Aos Missionários da Sagrada Família
Dou especiais boas-vindas aos
Missionários da Sagrada Família, aqui presentes, e que nestes dias se encontram
reunidos num curso de renovação espiritual, e também aos alunos dos seminários
de Francoforte, Mogúncia e Wulzburgo. Espero que este acontecimento
impressionante, de ver a "Igreja de todo o mundo" aqui junto do
Túmulo e da Cátedra de São Pedro, infunda gozo na vossa fé e na vossa vocação,
e corrobore o vosso amor a Jesus Cristo e à sua Igreja.

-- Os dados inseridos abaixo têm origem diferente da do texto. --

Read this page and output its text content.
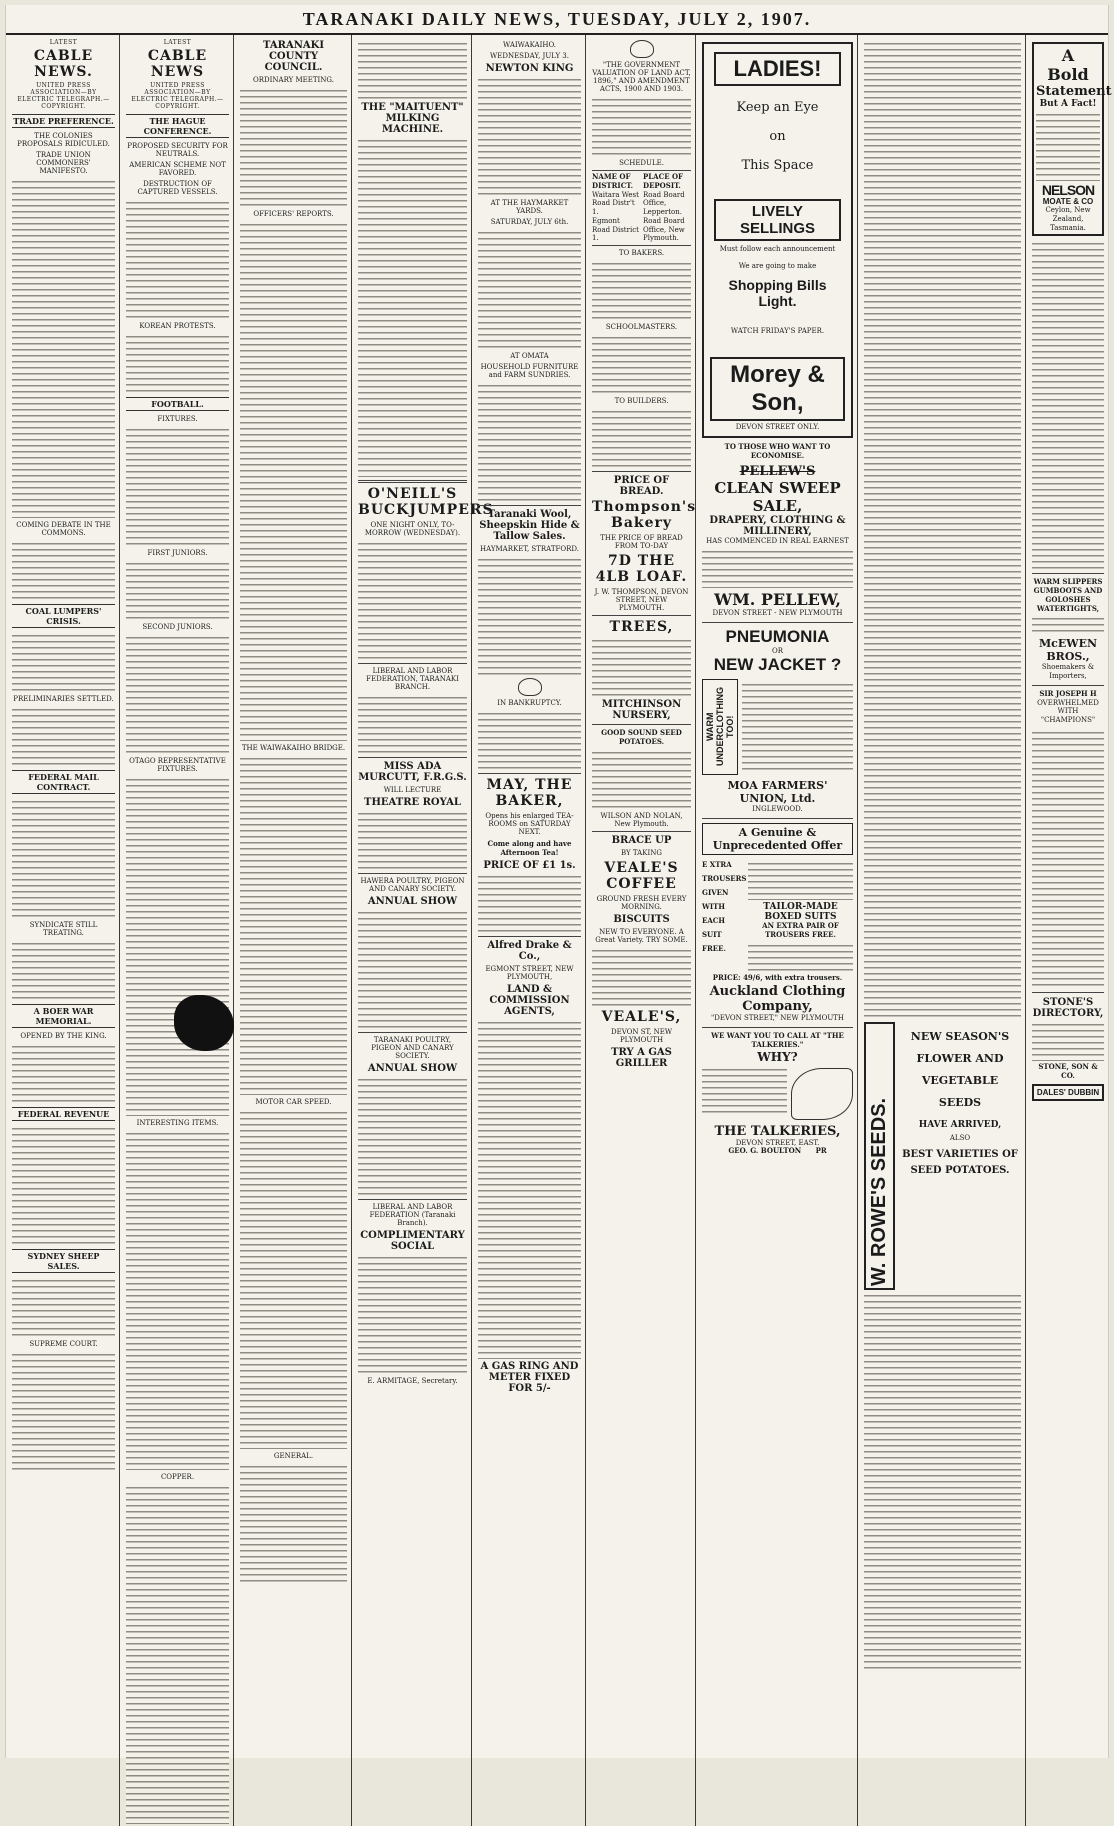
TARANAKI DAILY NEWS, TUESDAY, JULY 2, 1907.
LATEST
CABLE NEWS.
UNITED PRESS ASSOCIATION—BY ELECTRIC TELEGRAPH.—COPYRIGHT.
TRADE PREFERENCE.
THE COLONIES PROPOSALS RIDICULED.
TRADE UNION COMMONERS' MANIFESTO.
COMING DEBATE IN THE COMMONS.
COAL LUMPERS' CRISIS.
PRELIMINARIES SETTLED.
FEDERAL MAIL CONTRACT.
SYNDICATE STILL TREATING.
A BOER WAR MEMORIAL.
OPENED BY THE KING.
FEDERAL REVENUE
SYDNEY SHEEP SALES.
SUPREME COURT.
LATEST
CABLE NEWS
UNITED PRESS ASSOCIATION—BY ELECTRIC TELEGRAPH.—COPYRIGHT.
THE HAGUE CONFERENCE.
PROPOSED SECURITY FOR NEUTRALS.
AMERICAN SCHEME NOT FAVORED.
DESTRUCTION OF CAPTURED VESSELS.
KOREAN PROTESTS.
FOOTBALL.
FIXTURES.
FIRST JUNIORS.
SECOND JUNIORS.
OTAGO REPRESENTATIVE FIXTURES.
INTERESTING ITEMS.
COPPER.
TARANAKI COUNTY COUNCIL.
ORDINARY MEETING.
OFFICERS' REPORTS.
THE WAIWAKAIHO BRIDGE.
MOTOR CAR SPEED.
GENERAL.
THE "MAITUENT" MILKING MACHINE.
O'NEILL'S BUCKJUMPERS
ONE NIGHT ONLY, TO-MORROW (WEDNESDAY).
LIBERAL AND LABOR FEDERATION, TARANAKI BRANCH.
MISS ADA MURCUTT, F.R.G.S.
WILL LECTURE
THEATRE ROYAL
HAWERA POULTRY, PIGEON AND CANARY SOCIETY.
ANNUAL SHOW
TARANAKI POULTRY, PIGEON AND CANARY SOCIETY.
ANNUAL SHOW
LIBERAL AND LABOR FEDERATION (Taranaki Branch).
COMPLIMENTARY SOCIAL
E. ARMITAGE, Secretary.
WAIWAKAIHO.
WEDNESDAY, JULY 3.
NEWTON KING
AT THE HAYMARKET YARDS.
SATURDAY, JULY 6th.
AT OMATA
HOUSEHOLD FURNITURE and FARM SUNDRIES.
Taranaki Wool, Sheepskin Hide & Tallow Sales.
HAYMARKET, STRATFORD.
IN BANKRUPTCY.
MAY, THE BAKER,
Opens his enlarged TEA-ROOMS on SATURDAY NEXT.
Come along and have Afternoon Tea!
PRICE OF £1 1s.
Alfred Drake & Co.,
EGMONT STREET, NEW PLYMOUTH,
LAND & COMMISSION AGENTS,
A GAS RING AND METER FIXED FOR 5/-
"THE GOVERNMENT VALUATION OF LAND ACT, 1896," AND AMENDMENT ACTS, 1900 AND 1903.
SCHEDULE.
NAME OF DISTRICT.
PLACE OF DEPOSIT.
Waitara West Road Distr't 1.
Road Board Office, Lepperton.
Egmont Road District 1.
Road Board Office, New Plymouth.
TO BAKERS.
SCHOOLMASTERS.
TO BUILDERS.
PRICE OF BREAD.
Thompson's Bakery
THE PRICE OF BREAD FROM TO-DAY
7D THE 4LB LOAF.
J. W. THOMPSON, DEVON STREET, NEW PLYMOUTH.
TREES,
MITCHINSON NURSERY,
GOOD SOUND SEED POTATOES.
WILSON AND NOLAN, New Plymouth.
BRACE UP
BY TAKING
VEALE'S COFFEE
GROUND FRESH EVERY MORNING.
BISCUITS
NEW TO EVERYONE. A Great Variety. TRY SOME.
VEALE'S,
DEVON ST, NEW PLYMOUTH
TRY A GAS GRILLER
LADIES!
Keep an Eye
on
This Space
LIVELY SELLINGS
Must follow each announcement
We are going to make
Shopping Bills Light.
WATCH FRIDAY'S PAPER.
Morey & Son,
DEVON STREET ONLY.
TO THOSE WHO WANT TO ECONOMISE.
PELLEW'S
CLEAN SWEEP SALE,
DRAPERY, CLOTHING & MILLINERY,
HAS COMMENCED IN REAL EARNEST
WM. PELLEW,
DEVON STREET - NEW PLYMOUTH
PNEUMONIA
OR
NEW JACKET ?
WARM UNDERCLOTHING TOO!
MOA FARMERS' UNION, Ltd.
INGLEWOOD.
A Genuine & Unprecedented Offer
E XTRA TROUSERS GIVEN WITH EACH SUIT FREE.
TAILOR-MADE BOXED SUITS
AN EXTRA PAIR OF TROUSERS FREE.
PRICE: 49/6, with extra trousers.
Auckland Clothing Company,
"DEVON STREET," NEW PLYMOUTH
WE WANT YOU TO CALL AT "THE TALKERIES."
WHY?
THE TALKERIES,
DEVON STREET, EAST.
GEO. G. BOULTON PR	W. ROWE'S SEEDS.
NEW SEASON'S FLOWER AND VEGETABLE SEEDS
HAVE ARRIVED,
ALSO
BEST VARIETIES OF SEED POTATOES.
A
Bold
Statement
But A Fact!
NELSON
MOATE & CO
Ceylon, New Zealand, Tasmania.
WARM SLIPPERS
GUMBOOTS AND GOLOSHES
WATERTIGHTS,
McEWEN BROS.,
Shoemakers & Importers,
SIR JOSEPH H
OVERWHELMED WITH "CHAMPIONS"
STONE'S
DIRECTORY,
STONE, SON & CO.
DALES' DUBBIN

Oxalá Cristo na sua bondade
reforce a vossa vocação sacerdotal, a conserve e a conduza à perfeição, ao
mesmo tempo que vos acompanha sempre a minha Bênção Apostólica.
Aos Jovens
Queridos rapazes e meninas!
Chegue até vós, particularmente cordial e sentida, a minha saudação, a vós que
vos debruçais para a vida, que estais cheios de vida, que esperais tudo da
vida! Vós, de modo particular, estais presentes no meu afecto e na minha
orarão. e eu exorto-vos a que vos mantenhais sempre unidos a Jesus! Ninguém
pode apagar a presença de Jesus da história dos homens! Fazei de modo que Ele
esteja sempre presente na vossa vida de cada dia com a sua graça, com a sua luz
e com a sua consolação.
Por isto vos dou de todo o
coração a minha Bênção.
Aos Doentes
Caríssimos Doentes! Dirijo a vós
que sofreis com tanta paciência e resignação, a minha saudação reverente e
afectuosa no Senhor!
Todos devemos confortar-nos com a
presença de Cristo na história e na vida dos homens; mas especialmente vós que
sofreis, e a quem tantas vezes faltam as consolações Jesus, o Verbo Encarnado,
que quis sofrer e morrer na cruz, chagado, dessangrado, sedento, atormentado por
pregos e espinhos, está sempre junto das vossas dores, recolhe as vossas
lágrimas, escuta os vossos gemidos e assegura-vos que nenhum sofrimento se
perde, se for unido ao seu amor e à sua obra redentora.
A presença contínua de Cristo em
vós e convosco vos dê consolarão e serenidade, ao mesmo tempo que vos acompanha
a minha Bênção.
Aos jovens Casais
Caríssimos jovens Casais! Também
para vós reservo a minha saudação especial, unida às felicitações e, bons votos
pela vossa nova vida!
É lógico que se dirijam aos
jovens Casais bons votos de alegria imperecedoura no amor recíproco e na
consecução dos comuns ideais que se propuseram.
Mas o segredo da vossa consolação
está na presença de Cristo que vos uniu no matrimónio com a sua graça divina.
Permanecei unidos em Cristo: eis os meus votos! A presença de Jesus, na vossa
casa, no vosso amor, nas vossas escolhas, seja sempre a luz que vos ilumine e a
consolação que vos alegre.
Com a minha Bênção e a minha
constante benevolência.
Apelo
Desejo agora fazer-me, mais uma
vez, intérprete da dor de uma família, atingida nos seus afectos mais queridos
pela chaga, que alastra, dos sequestros de pessoa. Trata-se da família Casana,
de Turim, à qual foram raptados há quase um mês, os dois filhos, Giorgio e
Marina, respectivamente de 14 e 15 anos.
Como exprimir o desânimo e a
execração perante este acto de violência sem nome que atinge, com determinação
cruel, quem, devido à sua tenra idade, é mais frágil e inerme? Não terá ficado,
no ânimo dos rapinadores, uma centelha de humanidade que os disponha a acolher
este meu apelo à compreensão da ansiedade que dilacera o coração dos pais? Não
posso consolar-me em pensar nisso, e por conseguinte, convido todos a que vos
unais à minha oração, a fim de que o Senhor comova os responsáveis e os leve a
restituir, quanto antes, os dois jovens, sãos e salvos, ao afecto da família.